ASIC's revised policy on bid funding fleshes out the Panel's policy. Where a bidder does not have funding already in place, a failure to disclose the basis on which it expects to obtain that funding may, in ASIC's view, constitute a breach of the Corporations Act as well as unacceptable circumstances.
We understand that ASIC has begun to review its policy on prospectus disclosure in relation to employee share schemes. This has been prompted by the fact that modern employee share schemes are frequently constructed in such a way that they do not qualify for ASIC's existing prospectus relief (eg. where they grant performance rights which are technically derivatives rather than securities).

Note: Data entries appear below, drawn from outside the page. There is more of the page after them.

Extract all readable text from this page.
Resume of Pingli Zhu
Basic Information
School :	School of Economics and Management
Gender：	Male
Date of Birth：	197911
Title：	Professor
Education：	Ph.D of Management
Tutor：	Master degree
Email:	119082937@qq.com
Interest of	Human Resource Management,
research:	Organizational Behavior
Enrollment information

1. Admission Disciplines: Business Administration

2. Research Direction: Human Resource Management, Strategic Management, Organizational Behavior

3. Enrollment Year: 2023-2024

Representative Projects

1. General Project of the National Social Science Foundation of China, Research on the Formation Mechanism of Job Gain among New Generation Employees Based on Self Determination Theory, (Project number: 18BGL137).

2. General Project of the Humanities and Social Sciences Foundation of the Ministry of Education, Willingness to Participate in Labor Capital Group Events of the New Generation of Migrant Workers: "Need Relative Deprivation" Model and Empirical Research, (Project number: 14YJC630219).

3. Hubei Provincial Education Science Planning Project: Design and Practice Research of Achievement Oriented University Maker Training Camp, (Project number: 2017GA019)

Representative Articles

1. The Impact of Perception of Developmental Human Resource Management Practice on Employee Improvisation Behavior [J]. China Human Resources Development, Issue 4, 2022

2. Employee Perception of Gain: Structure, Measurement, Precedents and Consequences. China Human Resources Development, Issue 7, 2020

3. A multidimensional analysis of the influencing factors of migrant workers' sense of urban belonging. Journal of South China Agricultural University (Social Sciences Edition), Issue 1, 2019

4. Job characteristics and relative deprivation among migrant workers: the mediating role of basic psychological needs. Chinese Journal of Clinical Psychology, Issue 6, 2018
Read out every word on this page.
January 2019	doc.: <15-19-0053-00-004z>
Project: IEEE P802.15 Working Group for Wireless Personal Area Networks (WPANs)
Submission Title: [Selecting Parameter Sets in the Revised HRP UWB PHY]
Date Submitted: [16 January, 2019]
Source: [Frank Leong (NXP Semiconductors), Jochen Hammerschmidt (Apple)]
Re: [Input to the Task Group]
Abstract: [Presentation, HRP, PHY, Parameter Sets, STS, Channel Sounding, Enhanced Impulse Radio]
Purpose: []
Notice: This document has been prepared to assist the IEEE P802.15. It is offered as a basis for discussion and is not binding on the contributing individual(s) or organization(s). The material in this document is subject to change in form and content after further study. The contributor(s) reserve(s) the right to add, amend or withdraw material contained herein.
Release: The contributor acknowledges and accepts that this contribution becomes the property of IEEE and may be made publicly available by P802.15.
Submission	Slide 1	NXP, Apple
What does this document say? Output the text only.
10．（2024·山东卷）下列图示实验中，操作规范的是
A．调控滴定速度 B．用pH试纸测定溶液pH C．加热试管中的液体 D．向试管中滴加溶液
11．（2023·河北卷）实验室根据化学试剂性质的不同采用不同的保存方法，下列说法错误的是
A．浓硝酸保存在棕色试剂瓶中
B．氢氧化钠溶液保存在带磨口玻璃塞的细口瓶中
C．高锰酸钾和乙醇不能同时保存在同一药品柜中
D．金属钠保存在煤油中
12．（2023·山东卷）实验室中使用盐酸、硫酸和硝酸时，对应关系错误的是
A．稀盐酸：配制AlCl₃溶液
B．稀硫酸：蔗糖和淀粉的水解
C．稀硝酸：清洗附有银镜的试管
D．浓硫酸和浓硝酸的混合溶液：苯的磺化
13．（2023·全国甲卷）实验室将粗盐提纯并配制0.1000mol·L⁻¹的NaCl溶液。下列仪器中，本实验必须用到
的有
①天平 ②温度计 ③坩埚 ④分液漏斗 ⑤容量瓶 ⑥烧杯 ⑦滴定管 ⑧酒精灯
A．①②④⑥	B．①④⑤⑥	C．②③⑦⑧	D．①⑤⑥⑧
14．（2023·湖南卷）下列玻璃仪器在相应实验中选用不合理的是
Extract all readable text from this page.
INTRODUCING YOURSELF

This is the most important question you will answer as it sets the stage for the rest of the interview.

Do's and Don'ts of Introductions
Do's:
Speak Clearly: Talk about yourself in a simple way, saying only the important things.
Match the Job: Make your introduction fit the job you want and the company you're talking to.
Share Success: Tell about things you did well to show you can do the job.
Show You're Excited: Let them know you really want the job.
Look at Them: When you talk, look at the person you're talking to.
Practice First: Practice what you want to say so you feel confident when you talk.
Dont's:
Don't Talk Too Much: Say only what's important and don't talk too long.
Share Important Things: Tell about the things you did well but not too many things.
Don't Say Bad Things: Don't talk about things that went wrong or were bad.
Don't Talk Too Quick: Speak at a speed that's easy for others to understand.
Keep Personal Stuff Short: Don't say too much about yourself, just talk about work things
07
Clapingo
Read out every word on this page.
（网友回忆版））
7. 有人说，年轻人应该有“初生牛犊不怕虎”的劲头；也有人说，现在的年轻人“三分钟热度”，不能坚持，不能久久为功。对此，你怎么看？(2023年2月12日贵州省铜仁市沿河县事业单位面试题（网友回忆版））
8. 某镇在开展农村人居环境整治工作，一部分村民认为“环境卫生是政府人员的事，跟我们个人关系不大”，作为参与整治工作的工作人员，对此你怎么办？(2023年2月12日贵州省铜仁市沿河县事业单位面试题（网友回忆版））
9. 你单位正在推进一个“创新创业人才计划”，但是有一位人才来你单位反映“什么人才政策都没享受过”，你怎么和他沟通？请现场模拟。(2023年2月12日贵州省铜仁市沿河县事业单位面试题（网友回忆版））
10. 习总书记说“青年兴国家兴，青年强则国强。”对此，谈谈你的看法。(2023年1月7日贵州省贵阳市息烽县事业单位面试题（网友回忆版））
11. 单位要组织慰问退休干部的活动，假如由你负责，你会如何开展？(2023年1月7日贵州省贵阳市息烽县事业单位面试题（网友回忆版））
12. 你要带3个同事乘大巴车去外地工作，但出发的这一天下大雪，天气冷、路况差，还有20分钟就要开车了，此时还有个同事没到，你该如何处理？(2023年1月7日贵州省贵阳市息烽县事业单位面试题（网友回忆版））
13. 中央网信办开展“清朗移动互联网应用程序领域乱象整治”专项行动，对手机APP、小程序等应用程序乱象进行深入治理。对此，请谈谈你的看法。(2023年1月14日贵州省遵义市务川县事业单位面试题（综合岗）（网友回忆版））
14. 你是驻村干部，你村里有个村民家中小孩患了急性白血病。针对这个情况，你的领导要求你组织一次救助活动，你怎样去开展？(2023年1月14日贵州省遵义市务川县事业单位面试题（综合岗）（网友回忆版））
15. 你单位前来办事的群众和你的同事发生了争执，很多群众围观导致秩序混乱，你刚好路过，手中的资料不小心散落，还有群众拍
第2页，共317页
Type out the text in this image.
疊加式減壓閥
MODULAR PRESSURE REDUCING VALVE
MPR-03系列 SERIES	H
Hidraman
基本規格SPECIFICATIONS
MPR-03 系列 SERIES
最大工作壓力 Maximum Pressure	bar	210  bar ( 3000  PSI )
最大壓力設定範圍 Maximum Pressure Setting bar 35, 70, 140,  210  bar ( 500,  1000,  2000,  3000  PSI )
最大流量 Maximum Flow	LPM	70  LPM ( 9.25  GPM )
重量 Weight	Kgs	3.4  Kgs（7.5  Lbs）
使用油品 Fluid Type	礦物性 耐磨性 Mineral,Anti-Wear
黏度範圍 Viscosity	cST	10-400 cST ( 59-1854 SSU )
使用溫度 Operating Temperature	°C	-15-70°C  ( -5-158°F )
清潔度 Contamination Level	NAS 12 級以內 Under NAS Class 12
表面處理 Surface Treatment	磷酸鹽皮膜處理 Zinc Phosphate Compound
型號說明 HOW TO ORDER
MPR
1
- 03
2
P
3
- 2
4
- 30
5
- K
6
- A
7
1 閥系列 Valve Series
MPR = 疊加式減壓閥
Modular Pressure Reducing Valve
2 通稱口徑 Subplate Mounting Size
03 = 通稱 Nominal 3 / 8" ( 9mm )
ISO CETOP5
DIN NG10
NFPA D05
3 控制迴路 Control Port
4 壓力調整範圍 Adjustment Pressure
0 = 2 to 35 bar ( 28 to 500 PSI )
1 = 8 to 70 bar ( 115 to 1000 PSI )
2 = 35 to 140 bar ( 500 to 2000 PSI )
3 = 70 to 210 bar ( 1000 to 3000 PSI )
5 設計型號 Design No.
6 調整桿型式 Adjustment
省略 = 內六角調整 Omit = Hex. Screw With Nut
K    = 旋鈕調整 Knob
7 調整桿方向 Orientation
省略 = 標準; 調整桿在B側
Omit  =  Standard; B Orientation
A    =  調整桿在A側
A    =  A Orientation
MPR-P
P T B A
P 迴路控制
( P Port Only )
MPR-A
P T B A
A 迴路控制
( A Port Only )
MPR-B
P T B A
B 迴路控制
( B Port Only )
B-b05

Performance rights also have the potential to be an issue in takeovers, again because they may be derivatives rather than securities. ASIC is now prepared to grant case-by-case relief to allow the holder of 90% of a class of shares to compulsorily acquire any outstanding performance rights that relate to shares in the bid class.
Unsurprisingly, the new policy does not address the issue of equity derivatives and whether they should be taken into account when determining relevant interests.
ASIC says that there will be no movement on this front until Treasury has finished evaluating the responses to its scoping paper on takeovers issues (the one which was triggered by ASIC's belief that the creep provisions are being misused). That presumably means that:
- Treasury may recommend legislative amendments to Ch 6 (which would head off any action by ASIC);
- Treasury may recommend that there is no need to amend Ch 6; or
- Treasury may recommend that ASIC use its modification powers to require disclosure of equity derivatives.
Pending the outcome of Treasury's deliberations, therefore, takers of cash-settled derivatives should continue to follow the Takeovers Panel's guidelines.
As well as significant policy changes, ASIC has made a number of technical amendments to the relief that it grants from various takeover requirements.
As previously flagged, ASIC has extended the rights issue exemption to PAITREOS. An amended Class Order 09/459 now provides that PAITREOS, which allow retail shareholders to trade rights ahead of institutional investors, will qualify for the rights issue exemption in section 611, even though the different trading rights mean that the terms of the offers are not the same for all investors.
Section 642(2) has been modified so that, where an offer is automatically extended, it will end at the time of day when it would have ended but for the extension. Without this modification, the bid would end at midnight on the closing day, a situation which ASIC considers to be confusing and potentially uncommercial.
In 2007, the Federal Court held that bid acceptances for CHESS securities are not effective until the acceptance has been processed through CHESS (APL v Alinta). ASIC has modified the Corporations Act so that the offer is taken to have been accepted when the shareholder gives the bidder a completed acceptance form and authority to process the acceptance. This means that the bidder will be deemed to have acquired a relevant interest in the shares before the transfer is fully processed through CHESS.
There are three technical changes in relation to compulsory acquisition:
in applying the 90% test, only relevant interests that the bidder has through section 608(3)(a) will be excluded while deemed interests under section 608(3)(b) will be included; this means that, to meet the test, the bidder will require acceptances from entities which it does not control but in which it has more than 20% voting power;
a bidder who gives a compulsory acquisition notice following a bid will not also have to give the holdout shareholders a buy-out offer;
ASIC has created new compulsory acquisition notices that eliminate the need to create and lodge an individualised notice for each holdout shareholder.